J. P. Moreland: Kingdom Triangle
His chapter on ‘the renovation of the soul’ draws on the insights of writers like Dallas Willard, Richard Foster and Henri Nouwen. Diagnosing four traits of ‘the empty self’, J.P. offers an expose on ‘the art of Christian self-denial’, carefully tracing out the relevant concepts and seeking to acquaint the reader with some of the ‘disciplines of abstinence’ and ‘engagement’ that disciples can purposefully employ to target areas of their lives where ‘sinful habits’ are residing. But Moreland is keen to emphasise that spiritual development is not something we should do solo—and goes so far as to strongly endorse the use of trained Christian therapists, counsellors and spiritual directors at the local Church. As ever, J.P.’s emphasis on knowledge undergirds the discussion. If you find parts of this chapter a little surprising (as I admit that I did), maybe it is worth asking yourself whether it has something to do with the fog of our contemporary Zeitgeist. Perhaps we expected spiritual development to be something rather vague and cloudy. J.P’s ideas about it, however, are rather more precise. Our culture is individualistic, infantile, narcissistic and passive—and if we are to escape the shadow of the empty self there are things we must do (corporately and individually) to foster authentic Christian spiritual formation.

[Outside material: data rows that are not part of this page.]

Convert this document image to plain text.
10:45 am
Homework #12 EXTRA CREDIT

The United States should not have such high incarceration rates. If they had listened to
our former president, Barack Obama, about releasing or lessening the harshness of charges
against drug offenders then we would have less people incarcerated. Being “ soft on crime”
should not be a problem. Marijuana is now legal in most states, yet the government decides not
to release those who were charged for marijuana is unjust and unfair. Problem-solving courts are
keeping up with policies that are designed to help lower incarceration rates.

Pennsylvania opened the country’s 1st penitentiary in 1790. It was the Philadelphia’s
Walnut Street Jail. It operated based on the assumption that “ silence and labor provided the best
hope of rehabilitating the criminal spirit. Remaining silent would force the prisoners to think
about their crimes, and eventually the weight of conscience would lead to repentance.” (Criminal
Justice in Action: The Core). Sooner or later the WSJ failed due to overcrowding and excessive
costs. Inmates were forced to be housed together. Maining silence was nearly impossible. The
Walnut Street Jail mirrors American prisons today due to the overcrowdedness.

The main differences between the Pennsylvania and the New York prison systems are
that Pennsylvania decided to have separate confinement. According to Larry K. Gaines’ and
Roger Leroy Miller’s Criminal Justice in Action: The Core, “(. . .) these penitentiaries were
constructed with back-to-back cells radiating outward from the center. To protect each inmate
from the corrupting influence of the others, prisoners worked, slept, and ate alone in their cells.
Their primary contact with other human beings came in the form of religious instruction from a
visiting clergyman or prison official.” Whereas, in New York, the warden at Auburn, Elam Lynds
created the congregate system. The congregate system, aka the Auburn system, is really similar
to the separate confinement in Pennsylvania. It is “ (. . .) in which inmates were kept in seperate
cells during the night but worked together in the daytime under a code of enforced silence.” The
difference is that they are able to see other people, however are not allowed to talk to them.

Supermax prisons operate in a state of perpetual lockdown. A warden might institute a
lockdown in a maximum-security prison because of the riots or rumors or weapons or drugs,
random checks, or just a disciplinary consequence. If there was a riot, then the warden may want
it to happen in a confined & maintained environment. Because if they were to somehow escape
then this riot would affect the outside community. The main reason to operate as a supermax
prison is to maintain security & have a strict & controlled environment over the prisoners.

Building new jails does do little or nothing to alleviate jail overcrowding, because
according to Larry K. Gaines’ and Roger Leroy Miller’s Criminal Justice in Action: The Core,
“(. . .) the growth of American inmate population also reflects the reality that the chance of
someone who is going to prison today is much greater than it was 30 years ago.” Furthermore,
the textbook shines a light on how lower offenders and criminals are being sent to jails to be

Finally, Moreland fixes his attention upon the charismatic dimension of the Christian faith (and probably loses a few friends in the process!). Relating his own experience of divine healing, and pointing the reader to the current revival in the Third World, which has been ‘intimately connected to signs and wonders’, J.P (now affiliated with a ‘Third Wave’ church) suggests that ‘Western Christians have absorbed more of a secular worldview than we may like to admit’, and contends that cessationism is neither supported by Scripture or by the evidence. But he is anxious to affirm the emphasis on Scripture and theology often fostered in cessationist Churches, and unwilling to blindly endorse the charismatic end of the spectrum. Whilst praising Pentecostals and charismatics for bringing ‘healing, deliverance and the prophetic back to the Evangelical community’, he complains that, all too often, ‘you are too anti-intellectual’, too ‘addicted to seeking experiences’, too little concerned with ‘Christian counselling, the life of the mind, study, memorising Scripture’. Among other advice for becoming more ‘naturally supernatural’, Moreland urges Christian to gain real knowledge in this area of ministry, and to build our faith through ‘study, meditation, risk, learning from successes and failures, and in related ways’. Learning to live and use the Spirit’s power, as well as cultivating the inner life of the soul, and the development of the mind, are ‘central to Jesus’ ministry in the Gospels, in Acts, and in the first four centuries of the church’. J.P ‘refuse[s] to believe it has to be an either/or’.